Paper Structure (23 sections, 6 equations, 3 figures, 5 tables, 3 algorithms)

This paper contains 23 sections, 6 equations, 3 figures, 5 tables, 3 algorithms.

Figures (3)

  • Figure 1: Left: The illustration of the Hindsight Planner: at each time step $t$, the planner receives a partial observation $y^t$ from the environment. The adaptation module estimates the latent variable and concatenates it with $y^t$ to produce the complete state $x_t$. $\texttt{Actor}_\texttt{hind}$ and $\texttt{Actor}_\texttt{gt}$ are prompted with different samples and make decisions. The Critic is utilized to evaluate the actions. The best rollout $(x_t,a_t^*,x_{t+1}^*,a_{t+1}^*\ldots)$ is selected, and $a_t^*$ is returned. Right: An example of the relabeling process for the $\texttt{Actor}_\texttt{hind}$: after collecting a suboptimal rollout, the LLM is prompted to generate a reflection on the previously taken actions.

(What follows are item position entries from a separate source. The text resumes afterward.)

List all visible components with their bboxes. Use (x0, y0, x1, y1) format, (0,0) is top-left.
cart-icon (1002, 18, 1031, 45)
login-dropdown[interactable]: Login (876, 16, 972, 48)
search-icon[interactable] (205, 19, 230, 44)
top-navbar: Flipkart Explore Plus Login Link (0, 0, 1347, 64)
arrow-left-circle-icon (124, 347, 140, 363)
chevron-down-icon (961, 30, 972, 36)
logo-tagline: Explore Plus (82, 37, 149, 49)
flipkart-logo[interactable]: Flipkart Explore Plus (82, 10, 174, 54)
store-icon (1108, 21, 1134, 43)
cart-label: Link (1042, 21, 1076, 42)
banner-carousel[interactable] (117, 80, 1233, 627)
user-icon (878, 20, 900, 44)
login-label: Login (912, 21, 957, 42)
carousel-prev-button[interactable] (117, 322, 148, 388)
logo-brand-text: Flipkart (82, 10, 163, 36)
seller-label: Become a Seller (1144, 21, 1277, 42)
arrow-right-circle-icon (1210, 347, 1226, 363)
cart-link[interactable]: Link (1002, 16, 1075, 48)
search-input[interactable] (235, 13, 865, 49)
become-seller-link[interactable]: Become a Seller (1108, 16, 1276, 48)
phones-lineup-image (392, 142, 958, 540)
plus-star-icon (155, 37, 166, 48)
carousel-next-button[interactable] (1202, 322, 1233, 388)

Following this reflection, the LLM is then prompted to complete the suboptimal rollout.
  • Figure 2: A comparison of Hindsight Planner and previous supervised methods when taking a suboptimal action. The agent initially picks up the incorrect object ("Basketball"). In the supervised method, the planner fails to handle this situation, which leads to task failure. In contrast, the Hindsight Planner can adjust after the incorrect action and successfully complete the task.
  • Figure 3: The entire process of the Hindsight Planner is as follows: At the start of the task, which is to "Place a plate with a ladle on it in a cabinet," the Adapter mistakenly identifies the task as picking up a plate and placing it into a cabinet. $\texttt{Actor}_\texttt{hind}$ and $\texttt{Actor}_\texttt{gt}$ make decisions separately. Critic then selects the best action as its output. Upon further exploration, the agent detects more objects, and the Adapter adjusts its output, recognizing the task as stacking a ladle onto a plate and then placing them into a cabinet. The Actors and Critic subsequently make decisions based on the revised predictions.